Ein erstes Denkmal für den Aufstand im Ghetto wurde bereits 1946 errichtet. Beim deutschen Überfall auf Polen 1939 lebten fast 500.000 Jüdinnen und Juden in Warschau. 1945 hatten davon nur etwa 20.000 überlebt, zumeist von Polinnen und Polen gerettet und versteckt. Mitte 1940 pferchten die deutschen Besatzer die halbe Million Menschen aus der ganzen Stadt in ein abgesperrtes Stadtgebiet. Die Lebensbedingungen waren katastrophal, es fehlte an allem, die Menschen starben massenhaft. Bereits nach zwei Jahren waren Mitte 1942 100.000 Menschen an Mangelerscheinungen ums Leben gekommen. Ab Juli 1941 wurden in nur zwei Monaten 250.000 Menschen aus dem Ghetto in das Vernichtungslager Treblinka deportiert und dort ermordet. Im April 1943 lebten im Ghetto noch 56.000 Menschen. Den Tod vor Augen wehrten sie sich im April und Mai 1943 in einem bewaffneten Aufstand gegen Abtransport und Ermordung. Der Aufstand wurde von deutschen SS-Truppen blutig niedergeschlagen, die mit der feierlichen Sprengung der Großen Synagoge als Schlusspunkt ihren bluttriefenden Triumph feierten. Etwa 7.000 Jüdinnen und Juden starben kämpfend. 300 SS-Soldaten konnten sie töten. Die übrigen überlebenden Menschen im Ghetto wurden von den deutschen Soldaten in Massenhinrichtungen vor Ort erschossen oder nach Treblinka deportiert.

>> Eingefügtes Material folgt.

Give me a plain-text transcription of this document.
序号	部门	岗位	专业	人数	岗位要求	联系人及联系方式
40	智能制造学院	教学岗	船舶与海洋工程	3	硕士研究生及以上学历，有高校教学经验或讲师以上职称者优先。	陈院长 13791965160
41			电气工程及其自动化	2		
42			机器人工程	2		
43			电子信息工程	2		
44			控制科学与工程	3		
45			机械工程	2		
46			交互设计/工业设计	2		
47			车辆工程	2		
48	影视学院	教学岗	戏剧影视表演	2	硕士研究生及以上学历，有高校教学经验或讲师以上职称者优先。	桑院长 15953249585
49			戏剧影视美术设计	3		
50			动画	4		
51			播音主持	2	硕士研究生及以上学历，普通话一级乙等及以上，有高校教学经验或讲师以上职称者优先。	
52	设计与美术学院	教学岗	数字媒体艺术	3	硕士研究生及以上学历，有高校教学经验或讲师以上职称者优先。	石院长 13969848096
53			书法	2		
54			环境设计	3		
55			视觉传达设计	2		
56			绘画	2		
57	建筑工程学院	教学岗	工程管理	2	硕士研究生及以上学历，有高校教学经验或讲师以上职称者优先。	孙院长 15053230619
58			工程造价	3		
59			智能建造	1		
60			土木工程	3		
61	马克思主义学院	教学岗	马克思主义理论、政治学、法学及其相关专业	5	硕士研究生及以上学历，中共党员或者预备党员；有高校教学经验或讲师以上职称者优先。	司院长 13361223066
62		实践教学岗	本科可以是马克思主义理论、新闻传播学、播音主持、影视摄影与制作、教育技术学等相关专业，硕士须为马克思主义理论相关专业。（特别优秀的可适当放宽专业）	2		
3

Das große Museum der Geschichte der polnischen Juden (Polin) gegenüber wurde erst unlängst im Oktober 2014 eröffnet. Ein Besuch hier war wie auch bei anderen Museen im Zeitbudget nicht drinnen. Man wird wiederkommen.

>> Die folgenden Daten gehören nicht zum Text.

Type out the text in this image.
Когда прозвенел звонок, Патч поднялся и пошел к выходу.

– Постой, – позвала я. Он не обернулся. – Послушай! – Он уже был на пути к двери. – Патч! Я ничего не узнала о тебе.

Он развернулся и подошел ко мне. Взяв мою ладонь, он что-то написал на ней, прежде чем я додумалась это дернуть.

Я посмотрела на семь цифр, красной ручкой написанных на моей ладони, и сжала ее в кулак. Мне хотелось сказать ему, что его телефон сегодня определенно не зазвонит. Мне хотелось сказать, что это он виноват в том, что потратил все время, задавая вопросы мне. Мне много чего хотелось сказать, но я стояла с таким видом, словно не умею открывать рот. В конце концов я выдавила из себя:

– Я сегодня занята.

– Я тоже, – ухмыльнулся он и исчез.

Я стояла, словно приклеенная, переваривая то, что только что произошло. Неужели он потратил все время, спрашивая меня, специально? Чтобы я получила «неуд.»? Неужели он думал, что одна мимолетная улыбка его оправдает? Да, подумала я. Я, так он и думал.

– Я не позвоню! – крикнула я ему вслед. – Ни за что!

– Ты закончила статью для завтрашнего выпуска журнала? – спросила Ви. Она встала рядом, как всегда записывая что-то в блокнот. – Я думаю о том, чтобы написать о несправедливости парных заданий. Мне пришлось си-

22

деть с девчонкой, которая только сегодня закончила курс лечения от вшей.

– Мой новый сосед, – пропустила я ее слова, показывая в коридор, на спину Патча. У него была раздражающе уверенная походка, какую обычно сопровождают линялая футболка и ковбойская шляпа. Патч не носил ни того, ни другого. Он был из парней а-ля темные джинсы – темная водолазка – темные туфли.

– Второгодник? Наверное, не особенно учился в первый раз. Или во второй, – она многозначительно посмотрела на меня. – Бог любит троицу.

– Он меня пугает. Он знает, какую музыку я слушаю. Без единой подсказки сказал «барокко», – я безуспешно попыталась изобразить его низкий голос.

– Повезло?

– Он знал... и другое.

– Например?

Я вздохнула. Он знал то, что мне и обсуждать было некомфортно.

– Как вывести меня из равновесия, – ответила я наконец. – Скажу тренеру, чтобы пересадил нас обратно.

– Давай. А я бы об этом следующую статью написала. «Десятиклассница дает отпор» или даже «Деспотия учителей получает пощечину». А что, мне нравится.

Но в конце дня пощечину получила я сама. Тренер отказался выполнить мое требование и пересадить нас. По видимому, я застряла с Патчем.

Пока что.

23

Denkmal für den in Łódź geborenen Jan Karski. Als polnischer Offizier und Kurier der Widerstand leistenden Polnischen Heimatarmee (Armia Krajowa) informierte er zwischen 1942 und 1943 die polnische Exilregierung in London sowie die britische und US-Regierung über den Naziterror in Polen und den Holocaust. Er berichtete als Augenzeuge, da er in einer Uniform der ukrainischen Miliz (NS-Hilfstruppe) in ein KZ (das Vernichtungslager Belzec oder das Sammellager Izbica) und durch einen Tunnel in das Warschauer Ghetto eingeschleust worden war. Er traf von US-Präsident Roosevelt abwärts viele wichtige Entscheidungsträger, doch wurden seine Schilderungen als unglaubwürdige Übertreibungen eingestuft. Typischerweise wird er auf einer Bank auf Einlass wartend dargestellt.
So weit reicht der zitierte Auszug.